GoPro (NASDAQ:GPRO) lost nearly 50% of its market value in 2016. Sales continued falling due to waning demand for action cameras, and the company botched the launch of its long-awaited Karma drone with a delay and an embarrassing recall. Sales of its Hero 5 cameras also got off to a rocky start with a pricing dispute.
To offset that damage, GoPro laid off 15% of its workforce and shuttered its rudderless media division. But it's doubtful that cutting costs amid tough competition can help GoPro get back on track and return to profitability. 2017 will be a decisive year for GoPro: If it fails to capture the public's attention with new cameras, the devices could fade away like Cisco's Flip cameras. But if it stages an eleventh-hour turnaround with a popular new device, the stock could be a huge bargain at 1.2 times trailing sales.
Polo Ralph Lauren
Like many of its retail peers, Ralph Lauren (NYSE:RL) has seen declining sales due to competition from fast-fashion players like H&M and Zara, fickle consumer tastes, and a seismic market shift toward e-commerce. But last year, Ralph Lauren hired fast-fashion expert Stefan Larsson -- the former H&M exec who turned around Gap's Old Navy brand -- as its new CEO. That hire didn't reverse Ralph Lauren's 20% decline this year, but Larsson has launched an aggressive turnaround plan for the retailer.

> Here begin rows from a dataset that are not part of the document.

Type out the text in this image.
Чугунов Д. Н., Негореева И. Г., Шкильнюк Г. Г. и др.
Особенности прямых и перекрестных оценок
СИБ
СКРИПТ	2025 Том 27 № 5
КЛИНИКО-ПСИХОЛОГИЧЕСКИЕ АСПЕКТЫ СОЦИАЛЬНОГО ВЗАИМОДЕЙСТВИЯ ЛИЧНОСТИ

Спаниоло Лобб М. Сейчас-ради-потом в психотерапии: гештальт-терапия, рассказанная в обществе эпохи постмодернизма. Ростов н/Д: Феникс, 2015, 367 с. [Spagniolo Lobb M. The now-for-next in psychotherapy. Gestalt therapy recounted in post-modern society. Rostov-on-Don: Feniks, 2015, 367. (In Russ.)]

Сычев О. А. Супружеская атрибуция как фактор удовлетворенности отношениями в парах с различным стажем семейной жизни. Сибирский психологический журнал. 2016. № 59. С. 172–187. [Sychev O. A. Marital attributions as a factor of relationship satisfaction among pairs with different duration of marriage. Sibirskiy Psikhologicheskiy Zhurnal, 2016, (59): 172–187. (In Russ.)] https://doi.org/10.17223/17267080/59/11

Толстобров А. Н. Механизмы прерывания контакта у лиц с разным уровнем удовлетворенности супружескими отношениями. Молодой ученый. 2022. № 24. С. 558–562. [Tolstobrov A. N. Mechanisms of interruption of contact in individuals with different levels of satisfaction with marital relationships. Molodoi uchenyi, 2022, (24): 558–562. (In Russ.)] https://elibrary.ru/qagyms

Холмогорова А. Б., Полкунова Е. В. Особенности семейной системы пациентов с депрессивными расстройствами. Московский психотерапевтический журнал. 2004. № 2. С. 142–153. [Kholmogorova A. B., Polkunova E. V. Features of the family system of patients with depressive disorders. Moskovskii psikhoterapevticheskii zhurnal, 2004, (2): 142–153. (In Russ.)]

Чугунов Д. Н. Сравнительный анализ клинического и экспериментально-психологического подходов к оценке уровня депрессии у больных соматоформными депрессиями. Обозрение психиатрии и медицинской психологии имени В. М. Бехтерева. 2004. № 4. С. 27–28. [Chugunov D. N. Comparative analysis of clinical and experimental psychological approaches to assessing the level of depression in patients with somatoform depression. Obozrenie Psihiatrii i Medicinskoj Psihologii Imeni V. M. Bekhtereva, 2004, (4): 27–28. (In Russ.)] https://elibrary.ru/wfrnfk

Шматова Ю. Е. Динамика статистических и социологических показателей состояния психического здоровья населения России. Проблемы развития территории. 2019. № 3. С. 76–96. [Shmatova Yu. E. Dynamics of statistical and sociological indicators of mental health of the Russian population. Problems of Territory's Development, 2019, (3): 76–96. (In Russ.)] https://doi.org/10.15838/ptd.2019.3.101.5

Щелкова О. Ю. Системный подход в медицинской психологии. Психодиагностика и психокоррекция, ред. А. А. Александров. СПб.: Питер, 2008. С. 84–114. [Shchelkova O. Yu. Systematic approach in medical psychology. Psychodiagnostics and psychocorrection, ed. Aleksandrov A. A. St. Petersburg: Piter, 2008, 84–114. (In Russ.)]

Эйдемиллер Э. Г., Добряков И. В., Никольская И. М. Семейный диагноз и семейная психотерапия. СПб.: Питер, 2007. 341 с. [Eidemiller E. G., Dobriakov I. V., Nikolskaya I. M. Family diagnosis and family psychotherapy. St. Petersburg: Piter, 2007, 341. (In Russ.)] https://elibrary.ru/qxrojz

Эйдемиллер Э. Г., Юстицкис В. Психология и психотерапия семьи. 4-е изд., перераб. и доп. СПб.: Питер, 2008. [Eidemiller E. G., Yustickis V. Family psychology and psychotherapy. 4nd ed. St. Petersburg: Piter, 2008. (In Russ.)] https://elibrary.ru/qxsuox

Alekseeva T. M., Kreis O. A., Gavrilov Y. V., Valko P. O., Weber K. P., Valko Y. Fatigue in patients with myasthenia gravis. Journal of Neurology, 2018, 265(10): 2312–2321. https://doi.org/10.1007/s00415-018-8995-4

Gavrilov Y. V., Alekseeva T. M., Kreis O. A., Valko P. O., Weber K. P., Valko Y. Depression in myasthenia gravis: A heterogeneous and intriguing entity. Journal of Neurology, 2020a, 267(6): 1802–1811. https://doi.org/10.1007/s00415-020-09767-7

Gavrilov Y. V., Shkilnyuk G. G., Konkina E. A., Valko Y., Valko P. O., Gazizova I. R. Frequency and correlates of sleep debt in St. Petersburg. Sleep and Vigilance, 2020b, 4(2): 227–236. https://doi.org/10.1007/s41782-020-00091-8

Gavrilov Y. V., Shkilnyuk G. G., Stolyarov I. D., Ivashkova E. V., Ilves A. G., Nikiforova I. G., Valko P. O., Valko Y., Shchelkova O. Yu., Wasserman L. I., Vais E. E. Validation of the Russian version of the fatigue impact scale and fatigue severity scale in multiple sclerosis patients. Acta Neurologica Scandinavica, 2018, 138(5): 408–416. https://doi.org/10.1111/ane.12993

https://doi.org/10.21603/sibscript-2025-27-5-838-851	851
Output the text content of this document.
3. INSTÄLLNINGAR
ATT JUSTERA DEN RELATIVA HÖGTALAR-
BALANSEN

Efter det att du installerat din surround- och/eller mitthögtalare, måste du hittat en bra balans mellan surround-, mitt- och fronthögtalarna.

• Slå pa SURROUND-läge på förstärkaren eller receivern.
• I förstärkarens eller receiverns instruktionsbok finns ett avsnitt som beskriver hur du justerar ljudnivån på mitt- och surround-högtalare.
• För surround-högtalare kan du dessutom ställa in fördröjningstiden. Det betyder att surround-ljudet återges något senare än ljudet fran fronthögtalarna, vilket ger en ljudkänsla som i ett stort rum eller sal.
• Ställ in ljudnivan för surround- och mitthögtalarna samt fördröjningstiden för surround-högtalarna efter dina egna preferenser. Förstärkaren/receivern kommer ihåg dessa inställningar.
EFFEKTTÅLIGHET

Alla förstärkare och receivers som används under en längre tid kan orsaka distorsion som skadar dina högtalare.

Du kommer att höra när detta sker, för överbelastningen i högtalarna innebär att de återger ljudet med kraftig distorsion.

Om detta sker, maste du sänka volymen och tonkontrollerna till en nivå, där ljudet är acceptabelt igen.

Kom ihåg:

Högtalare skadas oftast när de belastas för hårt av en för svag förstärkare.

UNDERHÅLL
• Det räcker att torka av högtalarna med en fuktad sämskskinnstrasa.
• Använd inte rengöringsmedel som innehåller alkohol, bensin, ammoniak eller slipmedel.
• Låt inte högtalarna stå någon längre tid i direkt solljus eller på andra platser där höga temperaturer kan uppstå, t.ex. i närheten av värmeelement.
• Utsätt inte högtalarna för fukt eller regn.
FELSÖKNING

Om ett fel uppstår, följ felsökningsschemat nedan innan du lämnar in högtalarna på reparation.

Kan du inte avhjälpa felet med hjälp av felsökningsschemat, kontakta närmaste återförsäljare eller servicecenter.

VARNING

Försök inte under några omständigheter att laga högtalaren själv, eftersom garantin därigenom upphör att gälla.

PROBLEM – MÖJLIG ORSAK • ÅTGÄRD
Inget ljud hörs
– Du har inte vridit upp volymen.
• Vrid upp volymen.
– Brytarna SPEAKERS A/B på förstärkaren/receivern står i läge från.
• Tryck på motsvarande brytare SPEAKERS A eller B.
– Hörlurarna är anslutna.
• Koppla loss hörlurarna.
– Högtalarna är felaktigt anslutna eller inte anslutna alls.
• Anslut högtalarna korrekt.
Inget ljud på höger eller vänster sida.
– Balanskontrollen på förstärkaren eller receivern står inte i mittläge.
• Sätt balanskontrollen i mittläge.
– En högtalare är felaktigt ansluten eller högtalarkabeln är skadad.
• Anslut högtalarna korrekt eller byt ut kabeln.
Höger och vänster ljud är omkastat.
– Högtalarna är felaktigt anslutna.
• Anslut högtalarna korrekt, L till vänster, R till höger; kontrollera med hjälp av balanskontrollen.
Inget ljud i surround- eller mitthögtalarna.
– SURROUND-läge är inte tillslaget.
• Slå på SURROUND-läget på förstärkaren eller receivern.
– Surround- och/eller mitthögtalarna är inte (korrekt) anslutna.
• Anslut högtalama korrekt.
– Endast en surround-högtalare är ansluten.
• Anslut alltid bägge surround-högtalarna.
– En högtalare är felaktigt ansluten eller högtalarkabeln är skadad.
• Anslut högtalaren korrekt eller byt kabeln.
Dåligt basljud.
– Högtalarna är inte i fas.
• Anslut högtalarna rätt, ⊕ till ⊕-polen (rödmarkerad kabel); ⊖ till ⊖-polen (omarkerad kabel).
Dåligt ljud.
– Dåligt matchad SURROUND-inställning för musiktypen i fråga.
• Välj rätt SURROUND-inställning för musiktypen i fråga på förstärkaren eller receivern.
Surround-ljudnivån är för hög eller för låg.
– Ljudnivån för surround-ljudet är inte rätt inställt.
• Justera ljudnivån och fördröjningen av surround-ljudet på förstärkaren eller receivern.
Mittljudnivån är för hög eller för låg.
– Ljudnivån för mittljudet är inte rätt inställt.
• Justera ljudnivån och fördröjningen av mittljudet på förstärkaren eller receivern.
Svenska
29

Larsson is shuttering 10% of Ralph Lauren's brick-and-mortar locations, laying off 8% of its workforce, reducing shipments to department stores to boost demand for rarer items, and limiting markdowns to preserve the brand's premium appeal. That plan could generate annual savings of $180 million to $200 million, which will be initially offset by a $400 million restructuring charge in fiscal 2017. I'll be watching Ralph Lauren closely next year to see if those moves pay off.
The key takeaway
2016 wasn't a great year for IBM, Chipotle, GoPro, and Ralph Lauren investors, but 2017 might be a bit better -- if the companies can successfully execute their turnaround plans. Yet each of these stocks carries its own distinct risks: IBM faces intense cloud competition, Chipotle remains pricey at 43 times forward earnings, GoPro's core market is being commoditized, and Ralph Lauren faces a tough uphill battle in the brutal retail apparel market.